En las aldeas continuaban agramando el lino, los caminos seguían estando intransitables y a la consulta no venían más de cinco personas cada día. Las noches las tenía completamente libres y las dedicaba a poner en orden la biblioteca, a leer los manuales de cirugía y a tomar té, larga y solitariamente, junto al samovar.
La lluvia caía durante días y noches enteras y las gotas golpeaban inexorablemente el techo; el agua caía con gran fuerza bajo la ventana y resbalaba por el canalón hacia un cubo. El patio estaba cubierto de fango, de niebla, de una negra penumbra en la cual, como manchas opacas y difusas, se iluminaban las ventanas de la casita del enfermero y la lámpara de petróleo del portón.
Una de aquellas noches estaba yo sentado en mi gabinete y estudiaba un atlas de anatomía topográfica. A mi alrededor había un completo silencio, interrumpido de vez en cuando por el roer de los ratones detrás del aparador del comedor.
Estuve leyendo hasta que mis párpados, ya pesados, comenzaron a cerrarse. Finalmente bostecé, dejé a un lado el atlas y decidí acostarme. Me estiré y, saboreando por anticipado un sueño pacífico, acompañado por el ruido y el golpeteo de la lluvia, me dirigí a mi dormitorio, me desvestí y me acosté.

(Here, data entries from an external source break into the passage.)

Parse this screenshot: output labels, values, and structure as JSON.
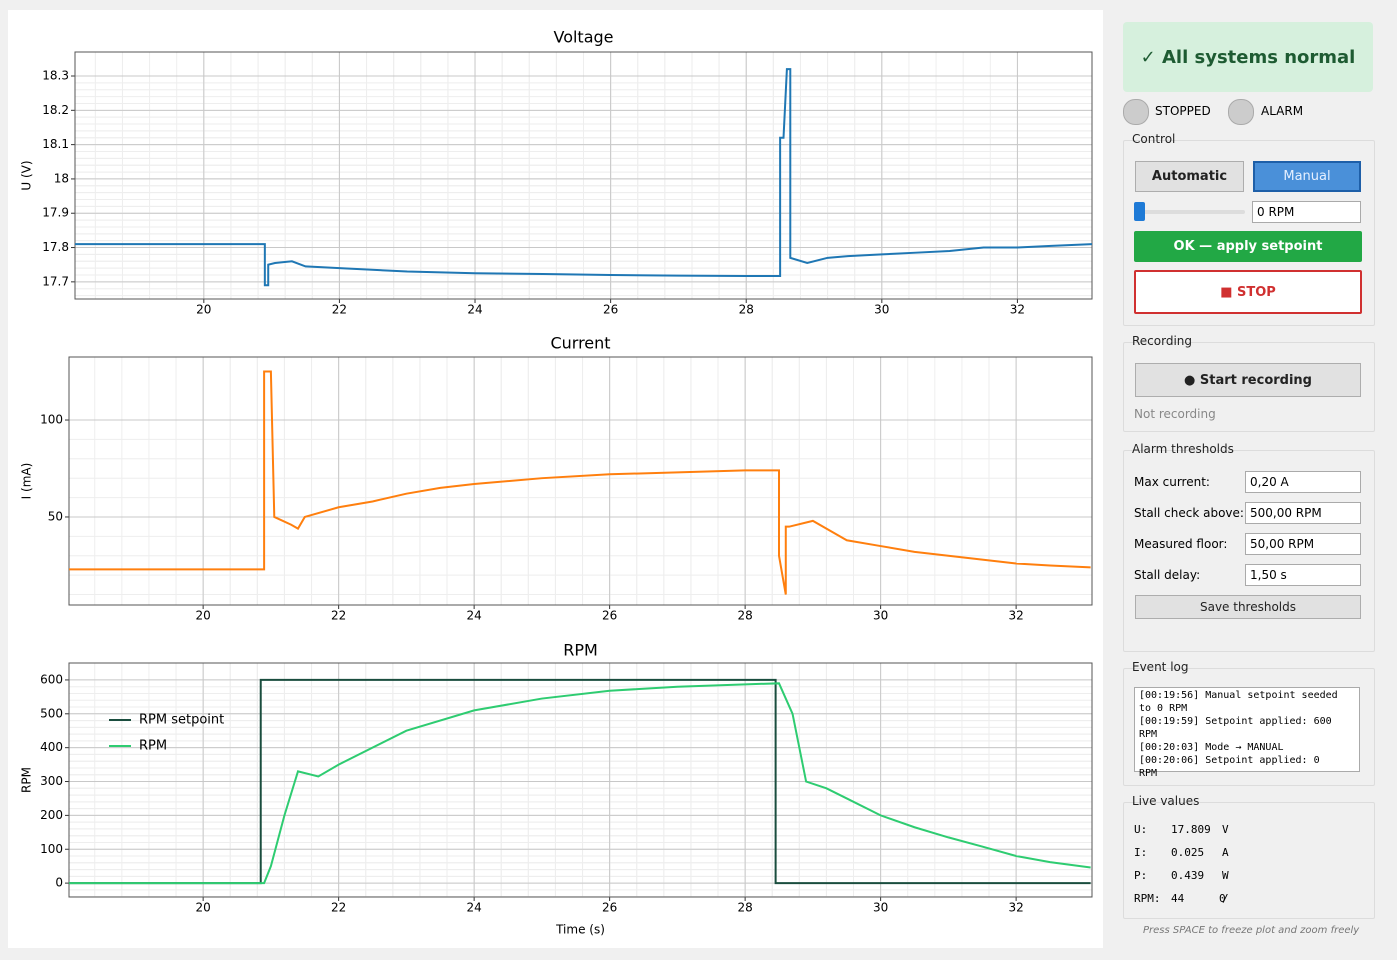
{
  "chart_data": [
    {
      "type": "line",
      "title": "Voltage",
      "ylabel": "U (V)",
      "xlim": [
        18.1,
        33.1
      ],
      "ylim": [
        17.65,
        18.37
      ],
      "xticks": [
        20,
        22,
        24,
        26,
        28,
        30,
        32
      ],
      "yticks": [
        17.7,
        17.8,
        17.9,
        18.0,
        18.1,
        18.2,
        18.3
      ],
      "grid": true,
      "series": [
        {
          "color": "#1f77b4",
          "x": [
            18.1,
            20.9,
            20.9,
            20.95,
            20.95,
            21.05,
            21.3,
            21.5,
            22,
            23,
            24,
            25,
            26,
            27,
            28,
            28.5,
            28.5,
            28.55,
            28.6,
            28.65,
            28.65,
            28.9,
            29.2,
            29.5,
            30,
            30.5,
            31,
            31.5,
            32,
            32.5,
            33.1
          ],
          "values": [
            17.81,
            17.81,
            17.69,
            17.69,
            17.75,
            17.755,
            17.76,
            17.745,
            17.74,
            17.73,
            17.725,
            17.723,
            17.72,
            17.718,
            17.717,
            17.717,
            18.12,
            18.12,
            18.32,
            18.32,
            17.77,
            17.755,
            17.77,
            17.775,
            17.78,
            17.785,
            17.79,
            17.8,
            17.8,
            17.805,
            17.81
          ]
        }
      ]
    },
    {
      "type": "line",
      "title": "Current",
      "ylabel": "I (mA)",
      "xlim": [
        18.02,
        33.12
      ],
      "ylim": [
        4.6,
        132.5
      ],
      "xticks": [
        20,
        22,
        24,
        26,
        28,
        30,
        32
      ],
      "yticks": [
        50,
        100
      ],
      "grid": true,
      "series": [
        {
          "color": "#ff7f0e",
          "x": [
            18.02,
            20.9,
            20.9,
            21.0,
            21.05,
            21.3,
            21.4,
            21.5,
            22,
            22.5,
            23,
            23.5,
            24,
            25,
            26,
            27,
            28,
            28.5,
            28.5,
            28.6,
            28.6,
            28.65,
            29,
            29.3,
            29.5,
            30,
            30.5,
            31,
            31.5,
            32,
            32.5,
            33.1
          ],
          "values": [
            23,
            23,
            125,
            125,
            50,
            46,
            44,
            50,
            55,
            58,
            62,
            65,
            67,
            70,
            72,
            73,
            74,
            74,
            30,
            10,
            45,
            45,
            48,
            42,
            38,
            35,
            32,
            30,
            28,
            26,
            25,
            24
          ]
        }
      ]
    },
    {
      "type": "line",
      "title": "RPM",
      "ylabel": "RPM",
      "xlabel": "Time (s)",
      "xlim": [
        18.02,
        33.12
      ],
      "ylim": [
        -41,
        650
      ],
      "xticks": [
        20,
        22,
        24,
        26,
        28,
        30,
        32
      ],
      "yticks": [
        0,
        100,
        200,
        300,
        400,
        500,
        600
      ],
      "grid": true,
      "legend": "upper-left",
      "series": [
        {
          "name": "RPM setpoint",
          "color": "#1a4d3e",
          "x": [
            18.02,
            20.85,
            20.85,
            28.45,
            28.45,
            33.1
          ],
          "values": [
            0,
            0,
            600,
            600,
            0,
            0
          ]
        },
        {
          "name": "RPM",
          "color": "#2ecc71",
          "x": [
            18.02,
            20.9,
            21,
            21.2,
            21.4,
            21.7,
            22,
            23,
            24,
            25,
            26,
            27,
            28,
            28.5,
            28.7,
            28.9,
            29.2,
            29.5,
            30,
            30.5,
            31,
            31.5,
            32,
            32.5,
            33.1
          ],
          "values": [
            0,
            0,
            50,
            200,
            330,
            315,
            350,
            450,
            510,
            545,
            568,
            580,
            587,
            590,
            500,
            300,
            280,
            250,
            200,
            165,
            135,
            108,
            80,
            62,
            46
          ]
        }
      ]
    }
  ],
  "panel": {
    "status": "✓ All systems normal",
    "stopped": "STOPPED",
    "alarm": "ALARM",
    "control": "Control",
    "automatic": "Automatic",
    "manual": "Manual",
    "rpm_input": "0 RPM",
    "apply": "OK — apply setpoint",
    "stop": "■ STOP",
    "recording": "Recording",
    "start_recording": "● Start recording",
    "not_recording": "Not recording",
    "thresholds": "Alarm thresholds",
    "fields": [
      {
        "label": "Max current:",
        "value": "0,20 A"
      },
      {
        "label": "Stall check above:",
        "value": "500,00 RPM"
      },
      {
        "label": "Measured floor:",
        "value": "50,00 RPM"
      },
      {
        "label": "Stall delay:",
        "value": "1,50 s"
      }
    ],
    "save": "Save thresholds",
    "event_log": "Event log",
    "log": [
      "[00:19:56] Manual setpoint seeded to 0 RPM",
      "[00:19:59] Setpoint applied: 600 RPM",
      "[00:20:03] Mode → MANUAL",
      "[00:20:06] Setpoint applied: 0 RPM"
    ],
    "live": "Live values",
    "live_rows": [
      [
        "U:",
        "17.809",
        "V"
      ],
      [
        "I:",
        "0.025",
        "A"
      ],
      [
        "P:",
        "0.439",
        "W"
      ],
      [
        "RPM:",
        "44",
        "/",
        "0"
      ]
    ],
    "hint": "Press SPACE to freeze plot and zoom freely"
  }
}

No había tenido siquiera tiempo de rozar la almohada cuando, delante de mí, en la penumbra soñolienta, apareció el rostro de Ana Prójorova, de diecisiete años, de la aldea Tóropovo. A Ana Prójorova había que extraerle un diente. El enfermero Demián Lukich se deslizó suavemente con unas brillantes tenazas en las manos. Recordé cómo decía "aquesto" en lugar de "esto", llevado por el amor que profesaba al estilo elevado. Sonreí y me quedé dormido.
Sin embargo, no había pasado media hora cuando me desperté de repente, como si me hubieran dado un tirón; me senté y, examinando con temor la oscuridad, me puse a escuchar con atención.
Alguien golpeaba con fuerza e insistencia la puerta exterior y desde un primer momento presentí que aquellos golpes eran de mal agüero.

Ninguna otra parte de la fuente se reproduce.